Pavlovski, whose company started in 2013, complained that YouTube’s algorithm prioritizes big influencers and corporations, without taking into account that the company that has just injected almost $800 million into Rumble is bigger than Uber or Nike.
Pavlovski is the standard-bearer for the discourse of a Right persecuted around the world. He said that he was personally being persecuted by all corporate media, activists, and governments. “We don’t obey governments that tell us to censor creators,” he said, adding, “Freedom of expression is defended when it is difficult, not when everyone agrees.” He said he is still afraid to go to certain countries.
But not everything is so terrible for Pavlovski. He said things have changed since Trump’s election: “Elon Musk has been great for creators. He promotes freedom of expression and helps Rumble grow.”
Rumble has disinformation videos with millions of views about how Covid-19 vaccines have caused numerous deaths, or about how there was massive fraud in the election that Trump lost in 2020.
On the panel, Pavlovski complained about his critics.
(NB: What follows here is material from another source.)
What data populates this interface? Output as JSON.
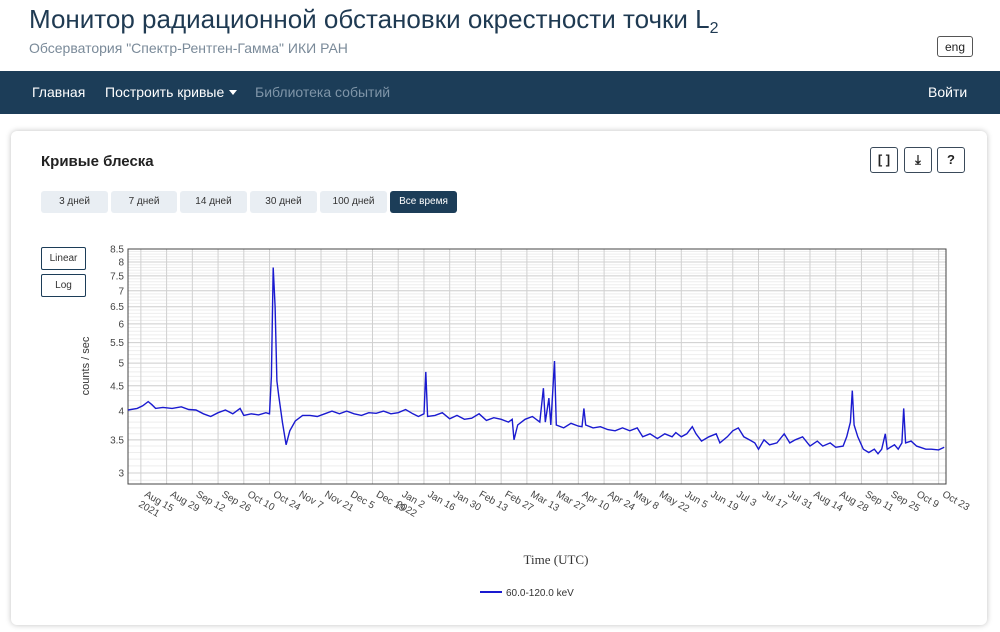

He said he doesn’t even know what hate speech is, that no one can define it, even though the mainstream media mentions it all the time.
“I have the toughest skin of anyone. Allowing people to speak is a human right. We are not going to stop fighting. If it weren’t for us, who?”
The audience applauded.
Outside the pleasant air-conditioned rooms where the bitcoiners lauded their exploits, a man stopped his cart to offer bread, cigarettes, and gum. I paid him $0.25 for some mints.
“Do you accept bitcoin?“ I asked him.
“Not yet,” he said. “We don't understand it.”